L’Amante Anglaise (Marguerite Duras)
Le 8 avril 1966 on découvre en France, dans un wagon de marchandises, un débris de corps humain. Dans les jours qui suivent, un peu partout, en France et ailleurs, dans d’autres trains de marchandises, on découvre d’autres débris. A part la tête qui n’est pas retrouvée, la reconstitution du corps est faite à Paris, c’est celui d’une femme. La Première Brigade Mobile de Paris qui mène l’enquête permet de découvrir, grâce aux recoupements ferroviaires que tous les trains qui ont transporté les débris de ce corps sont passés – quelle que soit leur destination – par un même point, à savoir le Pont de la Montagne Pavée, à Viorne, circonscription de Corbeil.
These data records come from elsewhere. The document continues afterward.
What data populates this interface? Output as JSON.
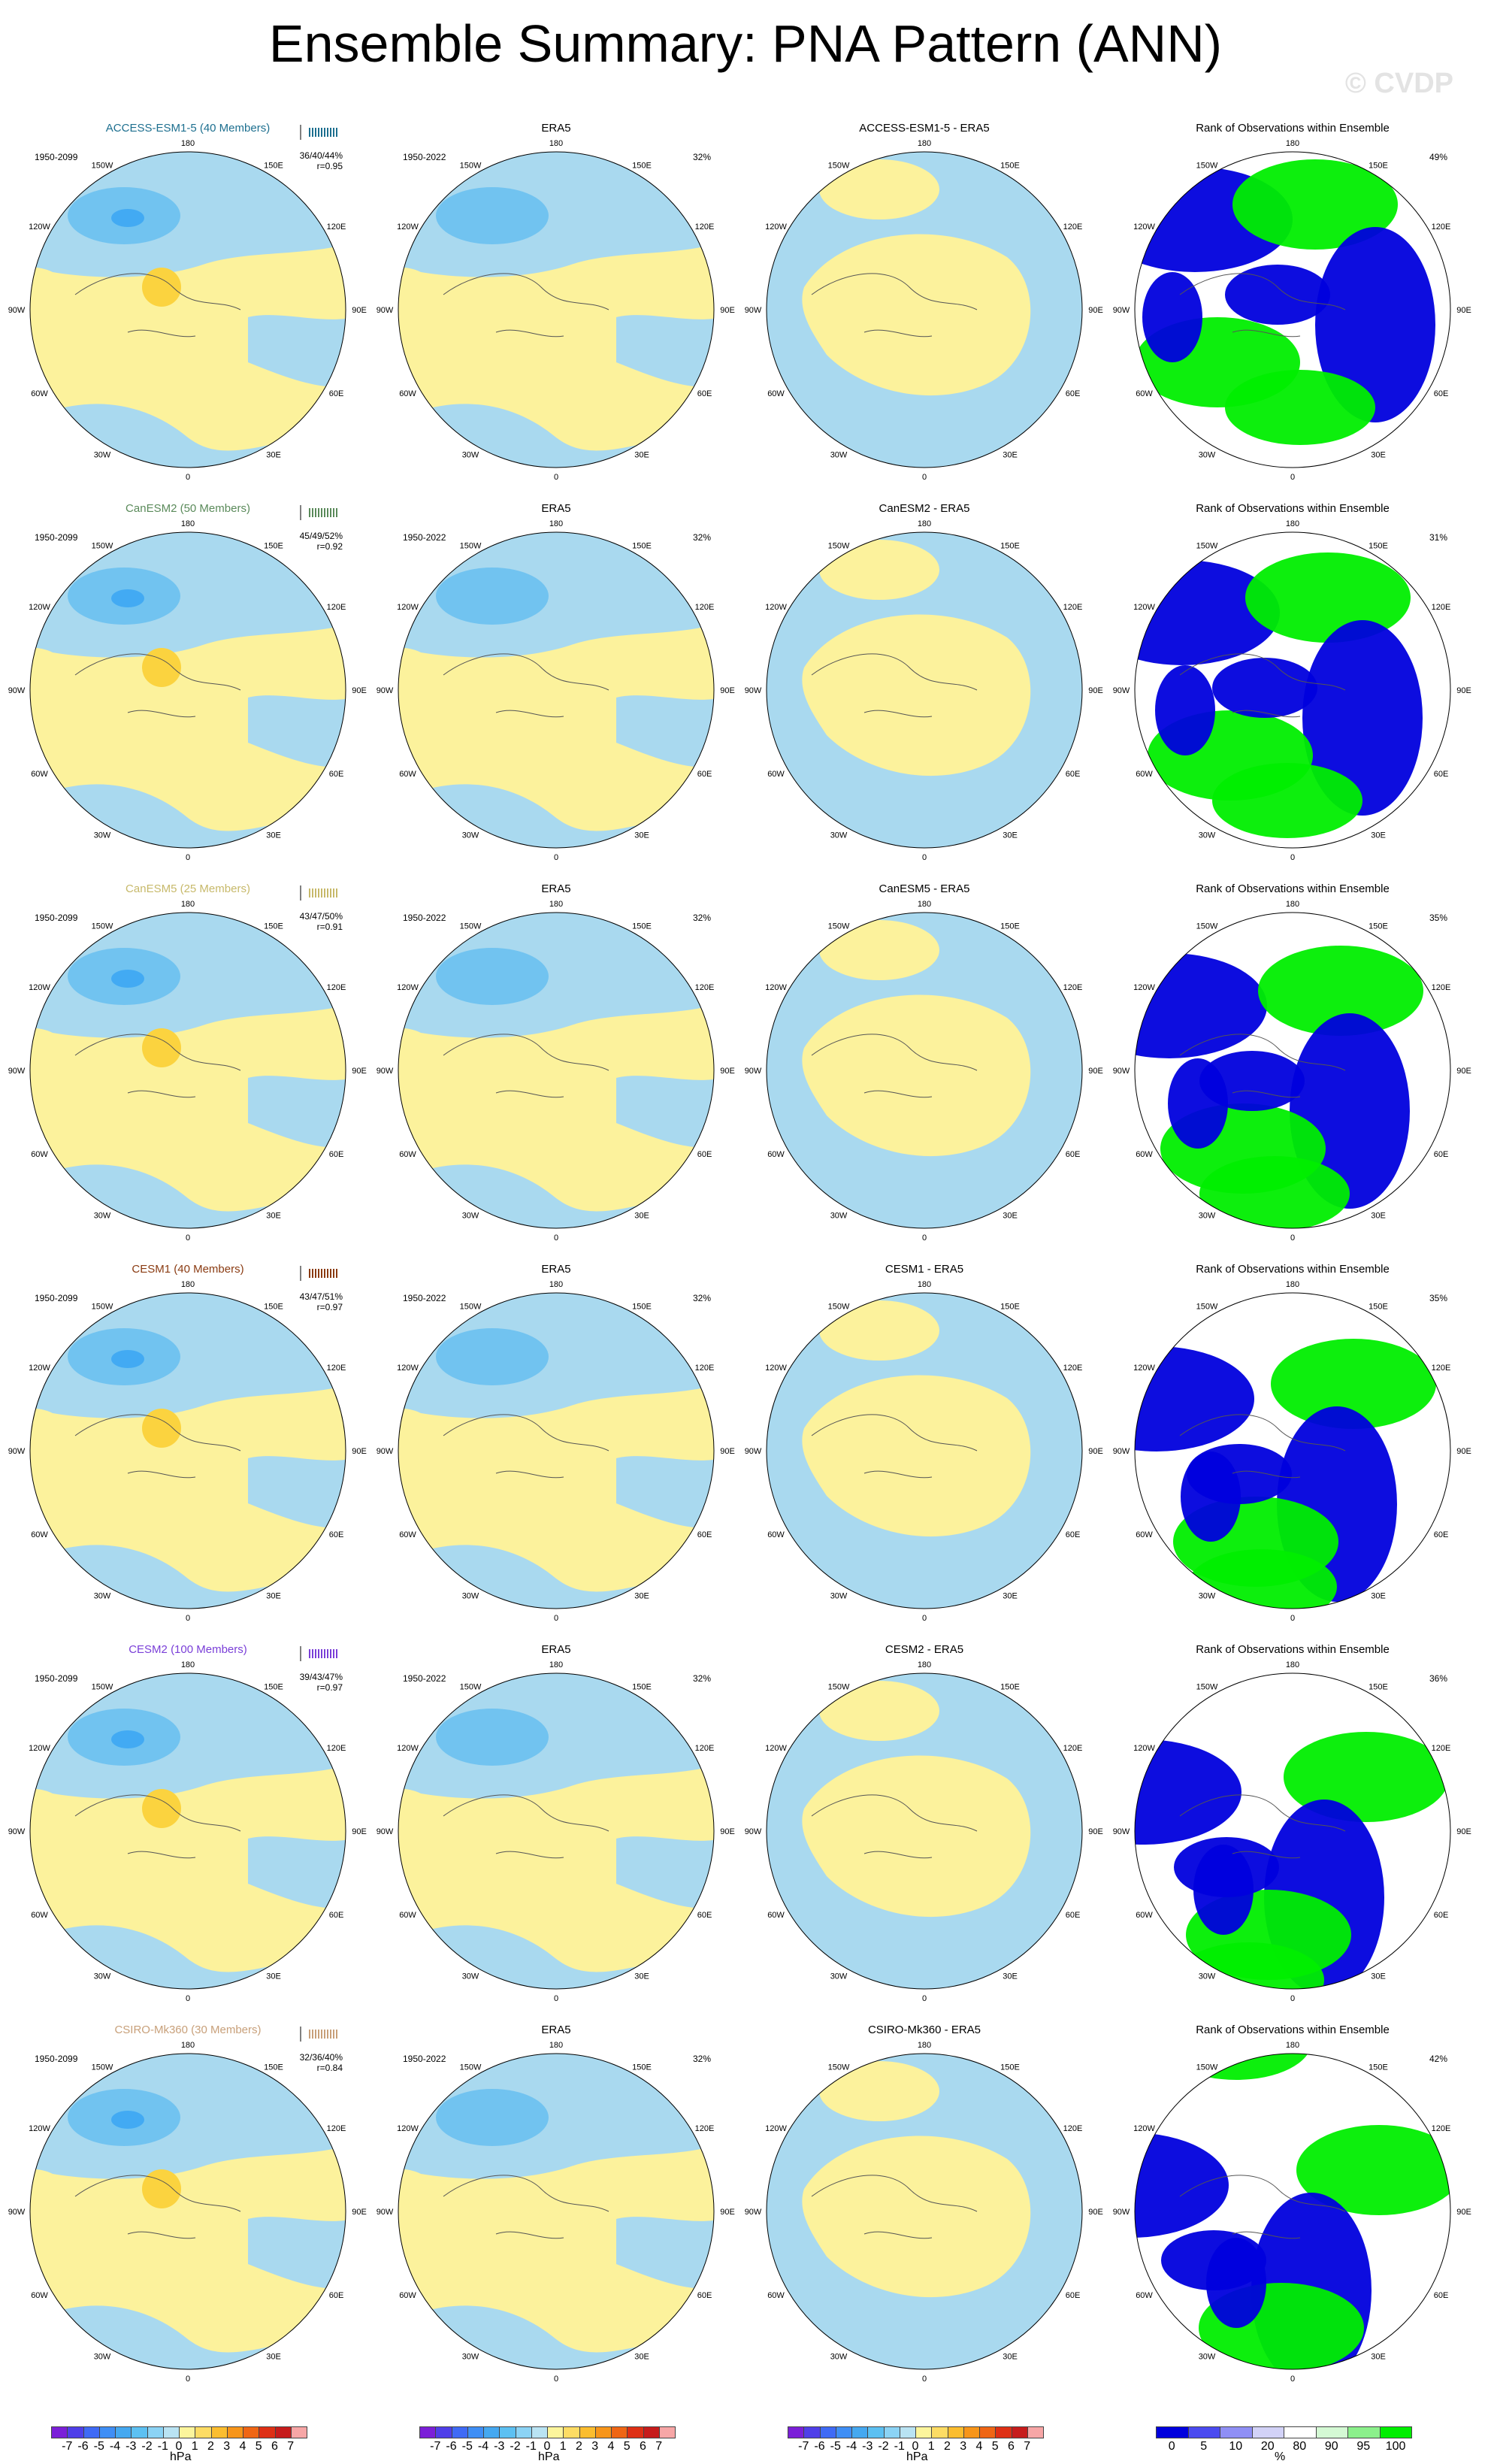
{
  "title": "Ensemble Summary: PNA Pattern (ANN)",
  "watermark": "© CVDP",
  "column_titles": [
    "ERA5",
    "Rank of Observations within Ensemble"
  ],
  "obs_period": "1950-2022",
  "obs_pct": "32%",
  "model_period": "1950-2099",
  "rows": [
    {
      "model": "ACCESS-ESM1-5 (40 Members)",
      "color": "#1d6f8f",
      "stats": "36/40/44%",
      "r": "r=0.95",
      "diff": "ACCESS-ESM1-5 - ERA5",
      "rank_pct": "49%"
    },
    {
      "model": "CanESM2 (50 Members)",
      "color": "#5a8a5a",
      "stats": "45/49/52%",
      "r": "r=0.92",
      "diff": "CanESM2 - ERA5",
      "rank_pct": "31%"
    },
    {
      "model": "CanESM5 (25 Members)",
      "color": "#c7b96a",
      "stats": "43/47/50%",
      "r": "r=0.91",
      "diff": "CanESM5 - ERA5",
      "rank_pct": "35%"
    },
    {
      "model": "CESM1 (40 Members)",
      "color": "#8a3b12",
      "stats": "43/47/51%",
      "r": "r=0.97",
      "diff": "CESM1 - ERA5",
      "rank_pct": "35%"
    },
    {
      "model": "CESM2 (100 Members)",
      "color": "#7a3fd8",
      "stats": "39/43/47%",
      "r": "r=0.97",
      "diff": "CESM2 - ERA5",
      "rank_pct": "36%"
    },
    {
      "model": "CSIRO-Mk360 (30 Members)",
      "color": "#c8a07a",
      "stats": "32/36/40%",
      "r": "r=0.84",
      "diff": "CSIRO-Mk360 - ERA5",
      "rank_pct": "42%"
    }
  ],
  "lon_labels": [
    "180",
    "150E",
    "120E",
    "90E",
    "60E",
    "30E",
    "0",
    "30W",
    "60W",
    "90W",
    "120W",
    "150W"
  ],
  "colorbar_hpa": {
    "ticks": [
      "-7",
      "-6",
      "-5",
      "-4",
      "-3",
      "-2",
      "-1",
      "0",
      "1",
      "2",
      "3",
      "4",
      "5",
      "6",
      "7"
    ],
    "unit": "hPa",
    "colors": [
      "#7b1fd8",
      "#4f3fe8",
      "#3f6af5",
      "#3f8ef5",
      "#45a8f0",
      "#5cc0f2",
      "#8bd3f5",
      "#b9e3f3",
      "#fcf59c",
      "#fddc64",
      "#fbbd2f",
      "#f7951a",
      "#ef6615",
      "#de3015",
      "#c61c1c",
      "#f7a6a6"
    ]
  },
  "colorbar_rank": {
    "ticks": [
      "0",
      "5",
      "10",
      "20",
      "80",
      "90",
      "95",
      "100"
    ],
    "unit": "%",
    "colors": [
      "#0000dd",
      "#4b4bf0",
      "#8f8ff5",
      "#d2d2f7",
      "#ffffff",
      "#d4f9d4",
      "#8bf08b",
      "#00ee00"
    ]
  },
  "fill_colors": {
    "neg_light": "#a9d9ef",
    "neg_mid": "#71c3f0",
    "neg_strong": "#42aaf3",
    "pos_light": "#fcf29c",
    "pos_mid": "#fbd33f",
    "blue_rank": "#0000dd",
    "green_rank": "#00ee00"
  }
}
Très vite, la commune de Viorne, 2500 habitants, 75 Portugais, investie de fond en comble par la police, livre son dépeceur de cadavre, une femme, Claire Amélie Lannes, 51 ans sans profession, ressortissante de Viorne depuis 20 ans, depuis son mariage avec Pierre Lannes. Claire Lannes avoue son crime dès qu’elle se trouve en face de la police. Elle a assassiné sa cousine, Marie-Hélène Bousquet, sourde et muette.
Un homme qui pourrait être un policier, un psychologue, un journaliste s’interroge sur les raisons de ce crime et mène un entretien avec d’une part Pierre Lannes et d’autre part Claire Lannes.
La pièce :
Mise en scène : Giselle GRANGE
Directeur Artistique : Didier ALBERT
Régisseur : Alain COURMONT
Durée : 1h30.
Création : avril 2017, théâtre de Poche à Toulouse.
Comédiens :
Claire LANNES : Giselle GRANGE
Pierre LANNES : Marc-Aurèle PASTOR / Philippe CHARRON
L’interrogateur : Bernard MEYER
Le mot de la metteuse en scène :
Giselle Grange a voulu une mise en scène très sobre assistée par Didier Albert : le texte, avant tout le texte, avec la retenue et les silences qui respectent l’esprit voulu par Duras, comme en témoigne la critique ci-dessous.
«… Le public tombe dans ce malicieux piège et suit avec attention des dialogues fonctionnant comme des révélations : bien sûr, qu’on voudrait l’entendre, la raison de ce meurtre. Et l’emplacement de cette tête jamais retrouvée, on n’attend que ça ! Cette maïeutique captive et comme la majorité des artistes qui s’y sont intéressés, Gisèle Grange a choisi d’en préserver le fil, pur et nu, dans la forme minimaliste pensée à l’origine : une chaise pour l’interrogé·e et un Interrogateur debout, qui parfois s’assiéra à une table pour prendre des notes. L’ambition n’est pas de revisiter la pièce mais d’amener les spectateurs au plus près des méandres psychologiques suivis par les personnages, dans un évident souci de réalisme (plutôt qu’une poétique de la scène), avec un ton mesuré (plutôt que de périlleuses envolées, tentantes pour incarner la folie, mais que guetterait le surjeu). D’aucuns regretteront un statisme qui met pourtant les acteurs au défi, c’est là un théâtre sans béquille dramaturgique, sans quête d’effet, sans volonté récréative : rien que le texte et des personnages troués. On apprécie la gageure ».
(Extrait de la critique de la pièce publiée le 18 fev 2018 par Manon Ona, « Le clou dans la planche »)
Version intégrale de la critique : ici
L’auteur :
Marguerite Duras a toujours lu les faits divers, elle était fascinée par le fait que rien ne peut combler le « pourquoi » des meurtres, quelles que soient les raisons avancées.
L’Amante anglaise a été créée en 1968 au Théâtre de Chaillot. D’un fait divers criminel datant de 1949, Marguerite Duras avait tiré une pièce, Les Viaducs de la Seine-et-Oise, montée en 1960 par Claude Régy. Peu satisfaite de cette version, elle revient sur cette histoire et la modifie. Le roman L’Amante anglaise paraît en 1967, la pièce est représentée un an plus tard, avec Madeleine Renaud, Claude Dauphin et Michaël Lonsdale.